The influence of plasma lensing magnification to the luminosity function of fast radio bursts

Abstract

Small scale clumps of ionized gas have been suggested by observations in interstellar medium and circumgalactic medium. The propagation of radio signals can be deflected by these plasma clumps, i.e. plasma lensing. One observable consequence is the magnification and demagnification of background sources. These effects distort the observed luminosity function and potentially introduce bias into population studies.
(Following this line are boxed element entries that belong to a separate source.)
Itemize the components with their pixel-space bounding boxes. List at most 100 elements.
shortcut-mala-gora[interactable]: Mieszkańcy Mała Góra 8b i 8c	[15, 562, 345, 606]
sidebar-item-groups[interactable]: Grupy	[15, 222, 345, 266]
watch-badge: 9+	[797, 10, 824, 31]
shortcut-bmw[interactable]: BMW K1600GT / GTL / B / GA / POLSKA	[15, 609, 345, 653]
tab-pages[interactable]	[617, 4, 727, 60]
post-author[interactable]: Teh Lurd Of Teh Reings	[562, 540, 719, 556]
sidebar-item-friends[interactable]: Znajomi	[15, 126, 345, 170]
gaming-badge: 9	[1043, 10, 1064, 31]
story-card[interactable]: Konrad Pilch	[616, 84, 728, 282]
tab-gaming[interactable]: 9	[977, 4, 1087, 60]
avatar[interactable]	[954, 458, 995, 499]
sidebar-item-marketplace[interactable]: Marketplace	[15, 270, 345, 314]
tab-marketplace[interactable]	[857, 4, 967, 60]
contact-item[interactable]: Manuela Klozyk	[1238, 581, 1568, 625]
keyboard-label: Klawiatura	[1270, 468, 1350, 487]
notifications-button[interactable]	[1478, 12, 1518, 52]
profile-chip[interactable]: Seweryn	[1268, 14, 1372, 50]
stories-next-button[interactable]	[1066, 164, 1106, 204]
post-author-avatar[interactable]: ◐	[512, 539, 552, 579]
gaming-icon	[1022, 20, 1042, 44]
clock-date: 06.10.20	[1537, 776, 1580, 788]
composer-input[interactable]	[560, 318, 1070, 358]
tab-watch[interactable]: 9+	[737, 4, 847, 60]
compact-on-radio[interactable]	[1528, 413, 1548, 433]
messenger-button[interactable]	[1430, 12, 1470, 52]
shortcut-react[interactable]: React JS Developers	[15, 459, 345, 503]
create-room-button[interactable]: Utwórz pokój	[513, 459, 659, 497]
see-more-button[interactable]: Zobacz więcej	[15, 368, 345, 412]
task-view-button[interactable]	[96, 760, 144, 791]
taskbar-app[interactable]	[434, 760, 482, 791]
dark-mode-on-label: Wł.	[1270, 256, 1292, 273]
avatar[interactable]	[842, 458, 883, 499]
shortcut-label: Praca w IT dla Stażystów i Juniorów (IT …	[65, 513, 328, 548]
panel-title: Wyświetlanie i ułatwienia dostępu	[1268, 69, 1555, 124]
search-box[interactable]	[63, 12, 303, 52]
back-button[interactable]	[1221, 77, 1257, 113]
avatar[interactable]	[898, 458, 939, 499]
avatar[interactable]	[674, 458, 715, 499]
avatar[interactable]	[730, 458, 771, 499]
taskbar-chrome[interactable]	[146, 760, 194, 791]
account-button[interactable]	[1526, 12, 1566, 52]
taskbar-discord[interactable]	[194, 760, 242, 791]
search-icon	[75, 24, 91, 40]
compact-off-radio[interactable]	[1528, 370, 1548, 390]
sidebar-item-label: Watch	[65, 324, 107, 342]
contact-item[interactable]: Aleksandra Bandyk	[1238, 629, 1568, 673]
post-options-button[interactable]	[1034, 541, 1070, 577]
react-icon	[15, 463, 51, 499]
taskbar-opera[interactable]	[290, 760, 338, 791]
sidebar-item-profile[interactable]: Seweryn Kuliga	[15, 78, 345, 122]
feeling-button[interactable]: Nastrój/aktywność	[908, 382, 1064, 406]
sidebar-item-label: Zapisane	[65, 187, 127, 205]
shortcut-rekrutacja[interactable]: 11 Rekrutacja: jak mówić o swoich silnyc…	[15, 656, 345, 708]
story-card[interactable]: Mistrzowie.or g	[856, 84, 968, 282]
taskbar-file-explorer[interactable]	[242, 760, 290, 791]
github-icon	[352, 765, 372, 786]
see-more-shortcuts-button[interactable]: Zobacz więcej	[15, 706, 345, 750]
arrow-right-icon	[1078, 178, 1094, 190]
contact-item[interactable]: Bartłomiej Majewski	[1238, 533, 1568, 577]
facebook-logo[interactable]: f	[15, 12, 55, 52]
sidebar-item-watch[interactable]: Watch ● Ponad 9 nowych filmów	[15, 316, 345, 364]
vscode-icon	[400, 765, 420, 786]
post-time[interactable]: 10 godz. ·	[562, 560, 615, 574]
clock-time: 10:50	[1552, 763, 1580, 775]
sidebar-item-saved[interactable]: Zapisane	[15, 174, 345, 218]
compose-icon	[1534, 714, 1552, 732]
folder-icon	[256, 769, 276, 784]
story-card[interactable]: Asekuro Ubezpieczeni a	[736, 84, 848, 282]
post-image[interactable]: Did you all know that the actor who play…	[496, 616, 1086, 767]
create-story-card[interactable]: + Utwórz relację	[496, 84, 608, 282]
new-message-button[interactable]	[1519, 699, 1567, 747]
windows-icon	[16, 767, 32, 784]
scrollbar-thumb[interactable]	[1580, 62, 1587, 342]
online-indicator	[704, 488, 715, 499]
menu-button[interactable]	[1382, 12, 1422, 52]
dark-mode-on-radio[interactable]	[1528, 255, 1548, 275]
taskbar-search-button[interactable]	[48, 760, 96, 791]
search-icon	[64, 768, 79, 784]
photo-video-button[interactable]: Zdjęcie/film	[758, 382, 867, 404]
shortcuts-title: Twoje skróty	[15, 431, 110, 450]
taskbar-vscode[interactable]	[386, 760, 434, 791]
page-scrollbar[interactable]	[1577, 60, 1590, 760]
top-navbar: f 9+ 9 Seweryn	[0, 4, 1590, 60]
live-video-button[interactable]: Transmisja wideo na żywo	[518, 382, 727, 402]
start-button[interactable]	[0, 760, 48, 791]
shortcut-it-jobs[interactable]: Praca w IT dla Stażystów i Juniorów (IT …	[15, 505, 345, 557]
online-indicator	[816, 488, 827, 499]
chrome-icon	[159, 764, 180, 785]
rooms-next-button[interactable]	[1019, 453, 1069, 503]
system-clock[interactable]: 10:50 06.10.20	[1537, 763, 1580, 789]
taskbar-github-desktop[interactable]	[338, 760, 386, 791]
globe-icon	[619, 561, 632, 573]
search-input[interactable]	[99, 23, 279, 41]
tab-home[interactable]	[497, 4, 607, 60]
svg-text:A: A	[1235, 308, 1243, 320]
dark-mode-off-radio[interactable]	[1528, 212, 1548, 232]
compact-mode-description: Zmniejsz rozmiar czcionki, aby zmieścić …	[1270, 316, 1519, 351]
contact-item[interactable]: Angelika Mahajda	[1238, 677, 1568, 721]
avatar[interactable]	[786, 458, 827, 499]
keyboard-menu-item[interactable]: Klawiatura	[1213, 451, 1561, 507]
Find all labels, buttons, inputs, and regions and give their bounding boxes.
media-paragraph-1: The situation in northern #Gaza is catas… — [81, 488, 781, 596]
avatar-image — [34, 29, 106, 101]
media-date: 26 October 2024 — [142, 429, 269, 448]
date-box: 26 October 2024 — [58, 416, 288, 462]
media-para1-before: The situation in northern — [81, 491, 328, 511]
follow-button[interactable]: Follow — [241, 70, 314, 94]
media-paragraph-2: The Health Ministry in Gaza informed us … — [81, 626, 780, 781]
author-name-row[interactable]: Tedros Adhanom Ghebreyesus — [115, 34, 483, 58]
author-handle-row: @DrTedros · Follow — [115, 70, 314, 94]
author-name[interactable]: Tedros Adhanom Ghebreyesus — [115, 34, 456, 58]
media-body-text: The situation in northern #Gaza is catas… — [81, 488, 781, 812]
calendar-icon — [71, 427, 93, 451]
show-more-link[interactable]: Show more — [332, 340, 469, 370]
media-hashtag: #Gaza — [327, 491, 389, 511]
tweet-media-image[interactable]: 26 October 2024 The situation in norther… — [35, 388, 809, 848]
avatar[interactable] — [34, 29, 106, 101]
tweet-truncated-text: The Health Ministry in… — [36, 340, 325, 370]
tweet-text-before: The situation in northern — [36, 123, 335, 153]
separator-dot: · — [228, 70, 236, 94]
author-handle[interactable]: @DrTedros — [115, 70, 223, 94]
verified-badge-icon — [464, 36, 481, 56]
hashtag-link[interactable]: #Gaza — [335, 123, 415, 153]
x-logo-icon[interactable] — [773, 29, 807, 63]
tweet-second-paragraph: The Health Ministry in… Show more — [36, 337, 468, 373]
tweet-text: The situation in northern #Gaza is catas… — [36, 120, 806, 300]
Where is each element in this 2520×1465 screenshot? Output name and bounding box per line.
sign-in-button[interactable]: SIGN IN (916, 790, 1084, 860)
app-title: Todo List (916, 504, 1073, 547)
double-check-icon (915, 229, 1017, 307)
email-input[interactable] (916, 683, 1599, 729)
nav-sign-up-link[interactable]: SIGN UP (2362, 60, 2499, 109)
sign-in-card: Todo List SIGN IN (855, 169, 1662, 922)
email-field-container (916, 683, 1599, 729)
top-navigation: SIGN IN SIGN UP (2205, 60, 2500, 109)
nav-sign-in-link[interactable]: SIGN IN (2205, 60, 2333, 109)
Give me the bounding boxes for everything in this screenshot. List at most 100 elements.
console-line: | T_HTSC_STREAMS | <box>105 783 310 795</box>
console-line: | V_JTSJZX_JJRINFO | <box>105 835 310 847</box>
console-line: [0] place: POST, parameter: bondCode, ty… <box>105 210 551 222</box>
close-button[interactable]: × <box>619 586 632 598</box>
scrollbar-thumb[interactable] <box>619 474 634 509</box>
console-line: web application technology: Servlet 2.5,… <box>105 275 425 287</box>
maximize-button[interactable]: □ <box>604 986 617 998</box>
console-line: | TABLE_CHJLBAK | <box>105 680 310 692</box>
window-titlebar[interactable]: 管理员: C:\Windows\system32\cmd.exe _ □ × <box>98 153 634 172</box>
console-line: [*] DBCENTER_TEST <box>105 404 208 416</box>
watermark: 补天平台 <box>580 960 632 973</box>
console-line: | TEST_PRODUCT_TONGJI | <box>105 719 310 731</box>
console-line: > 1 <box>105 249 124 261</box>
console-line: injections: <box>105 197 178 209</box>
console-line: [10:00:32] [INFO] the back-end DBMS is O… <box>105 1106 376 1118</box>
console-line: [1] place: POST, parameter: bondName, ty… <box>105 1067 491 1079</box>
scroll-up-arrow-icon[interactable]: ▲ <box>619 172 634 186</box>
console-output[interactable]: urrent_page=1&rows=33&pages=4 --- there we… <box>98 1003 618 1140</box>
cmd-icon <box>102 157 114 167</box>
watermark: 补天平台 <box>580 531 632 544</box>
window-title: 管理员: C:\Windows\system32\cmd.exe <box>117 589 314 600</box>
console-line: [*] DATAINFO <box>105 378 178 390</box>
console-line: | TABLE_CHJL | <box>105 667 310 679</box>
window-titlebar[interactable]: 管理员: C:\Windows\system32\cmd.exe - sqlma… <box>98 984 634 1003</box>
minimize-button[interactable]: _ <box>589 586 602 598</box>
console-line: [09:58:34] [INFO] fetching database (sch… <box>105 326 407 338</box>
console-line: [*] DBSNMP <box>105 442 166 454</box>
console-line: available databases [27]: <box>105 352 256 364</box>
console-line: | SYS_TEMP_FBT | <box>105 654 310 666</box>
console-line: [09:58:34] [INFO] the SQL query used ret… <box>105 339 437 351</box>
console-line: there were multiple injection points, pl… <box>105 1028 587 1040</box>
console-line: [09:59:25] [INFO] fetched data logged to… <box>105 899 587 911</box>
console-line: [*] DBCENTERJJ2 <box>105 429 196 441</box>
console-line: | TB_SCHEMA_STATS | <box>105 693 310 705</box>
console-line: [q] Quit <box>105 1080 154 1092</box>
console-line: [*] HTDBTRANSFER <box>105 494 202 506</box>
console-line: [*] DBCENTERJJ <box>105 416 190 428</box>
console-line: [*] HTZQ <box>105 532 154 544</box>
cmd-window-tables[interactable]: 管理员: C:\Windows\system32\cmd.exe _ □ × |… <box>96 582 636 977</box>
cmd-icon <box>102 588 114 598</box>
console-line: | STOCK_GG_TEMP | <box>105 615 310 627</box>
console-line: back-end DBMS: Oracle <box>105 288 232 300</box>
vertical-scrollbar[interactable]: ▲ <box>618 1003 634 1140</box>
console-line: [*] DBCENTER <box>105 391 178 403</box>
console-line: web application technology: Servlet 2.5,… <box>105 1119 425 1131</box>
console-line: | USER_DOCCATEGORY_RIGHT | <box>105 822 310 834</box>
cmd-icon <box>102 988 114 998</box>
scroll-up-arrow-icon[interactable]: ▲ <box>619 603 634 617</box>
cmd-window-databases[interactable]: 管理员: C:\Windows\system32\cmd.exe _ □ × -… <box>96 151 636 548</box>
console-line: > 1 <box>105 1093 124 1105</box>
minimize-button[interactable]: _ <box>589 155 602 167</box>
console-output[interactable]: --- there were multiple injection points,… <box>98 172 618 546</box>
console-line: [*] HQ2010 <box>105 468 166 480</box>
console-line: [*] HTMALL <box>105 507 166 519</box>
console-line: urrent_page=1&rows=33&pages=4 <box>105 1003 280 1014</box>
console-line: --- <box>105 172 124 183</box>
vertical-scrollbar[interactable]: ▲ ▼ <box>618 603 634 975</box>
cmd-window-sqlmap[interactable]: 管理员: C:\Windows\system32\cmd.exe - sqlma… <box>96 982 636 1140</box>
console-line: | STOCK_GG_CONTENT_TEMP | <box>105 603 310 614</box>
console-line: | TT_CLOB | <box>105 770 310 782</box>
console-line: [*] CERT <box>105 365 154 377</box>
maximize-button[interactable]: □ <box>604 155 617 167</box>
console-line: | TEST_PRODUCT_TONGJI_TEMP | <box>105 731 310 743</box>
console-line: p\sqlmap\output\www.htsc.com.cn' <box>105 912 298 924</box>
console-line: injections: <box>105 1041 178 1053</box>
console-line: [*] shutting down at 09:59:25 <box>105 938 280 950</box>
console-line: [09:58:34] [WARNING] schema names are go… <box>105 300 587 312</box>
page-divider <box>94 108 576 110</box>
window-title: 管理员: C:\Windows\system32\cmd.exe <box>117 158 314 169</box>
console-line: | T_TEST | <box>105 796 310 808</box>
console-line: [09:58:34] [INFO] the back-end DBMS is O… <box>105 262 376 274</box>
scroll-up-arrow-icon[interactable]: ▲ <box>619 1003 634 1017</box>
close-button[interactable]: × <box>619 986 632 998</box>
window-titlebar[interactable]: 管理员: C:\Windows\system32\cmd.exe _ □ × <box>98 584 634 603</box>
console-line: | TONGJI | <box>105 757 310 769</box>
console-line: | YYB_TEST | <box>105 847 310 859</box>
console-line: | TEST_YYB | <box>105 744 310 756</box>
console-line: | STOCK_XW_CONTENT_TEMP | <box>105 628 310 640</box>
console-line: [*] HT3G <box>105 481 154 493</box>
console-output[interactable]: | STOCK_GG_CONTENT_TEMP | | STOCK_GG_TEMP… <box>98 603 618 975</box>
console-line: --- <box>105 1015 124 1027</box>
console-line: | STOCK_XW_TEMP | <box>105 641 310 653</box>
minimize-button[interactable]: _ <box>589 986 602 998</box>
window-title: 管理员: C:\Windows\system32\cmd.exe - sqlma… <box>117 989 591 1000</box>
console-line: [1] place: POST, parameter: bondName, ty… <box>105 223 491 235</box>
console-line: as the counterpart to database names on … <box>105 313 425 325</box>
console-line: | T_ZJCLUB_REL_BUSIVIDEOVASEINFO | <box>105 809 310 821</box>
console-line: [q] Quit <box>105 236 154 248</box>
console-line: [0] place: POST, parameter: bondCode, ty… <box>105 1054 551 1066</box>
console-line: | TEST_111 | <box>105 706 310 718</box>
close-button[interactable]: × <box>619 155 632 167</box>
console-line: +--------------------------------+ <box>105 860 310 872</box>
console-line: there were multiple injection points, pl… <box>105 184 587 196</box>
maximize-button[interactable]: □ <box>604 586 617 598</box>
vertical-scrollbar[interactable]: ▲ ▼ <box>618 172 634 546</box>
In this work, we investigate these effects on fast radio bursts using Gaussian plasma clumps distributed across multiple lens planes within a small field of view. The central electron density for each clump is sampled from uniform, log-normal, and Gaussian distributions. Two analytical models are employed to mimic the intrinsic luminosity function. Our results show that plasma lensing can modify the observed luminosity functions. On one hand, our model shows that radio sources may be demagnified below the detection threshold, the strength varies between ~1-15% depending on the ionized gas model and the source redshift. On the other hand, magnification can produce anomalously bright sources at the high luminosity end. Both effects introduce potential biases in inferred source properties. The lensing strength correlates with the power spectrum of free electron density. However, scattering effect in the host galaxy or in the Milky Way can suppress the plasma lensing effects.

Figures (7)

• Figure 1: The ratio $\theta_0/\sigma$ of plasma lensing as a function of the lensing scale for different electron densities. The solid curves represent the case for a source at $z_s=3.0$ and a lens at $z_d=0.5$, while the dotted curves correspond to a source at $z_s=0.5$ and a lens at $z_d=0.1$. The black, blue and red curves indicate results for the density ($n_e$) of $0.001$cm$^{-3}$, $0.01$cm$^{-3}$ and $0.05$cm$^{-3}$ respectively.
• Figure 2: The lensing probability for $\mu<\mu_t$ is shown as a function of lens redshift for a single Gaussian profile. The source redshift is $z_s=3.0$. The solid (dotted) curves represent the results for observational frequencies $\nu=1$ and $\nu=1.5$ GHz, respectively.
• Figure 3: The luminosity function before and after a single Gaussian plasma lens. The gray shaded histograms represent the initial source distributions. The red histogram shows the distribution after lensing. The vertical lines mark the mock detection limits. From top to bottom, the initial luminosity functions correspond to the broken power-law and Schechter function, respectively.
• Figure 4: The ratio of sources within the detection limit after lensing demagnification. The solid (dashed) lines show the result using a broken-power (Schechter) function. The black (blue) curves show the detection limit of 1 (5) mJy, which corresponding to $0.4$ (2)$\times10^{41}$erg s$^{-1}$ at redshift $3.0$.
• Figure 5: The power spectrum of the 2D plasma density in one redshift bin is shown. The purple and cyan lines represent the theoretical power spectrum proportional to $\propto k^{-11/6}$ and $\propto k^{-11/3}$ respectively. $S1-$log-normal, $S2-$Gaussian, $S3-$log-normal with large clumps, $S1u-$log-normal with uniform clump size distribution.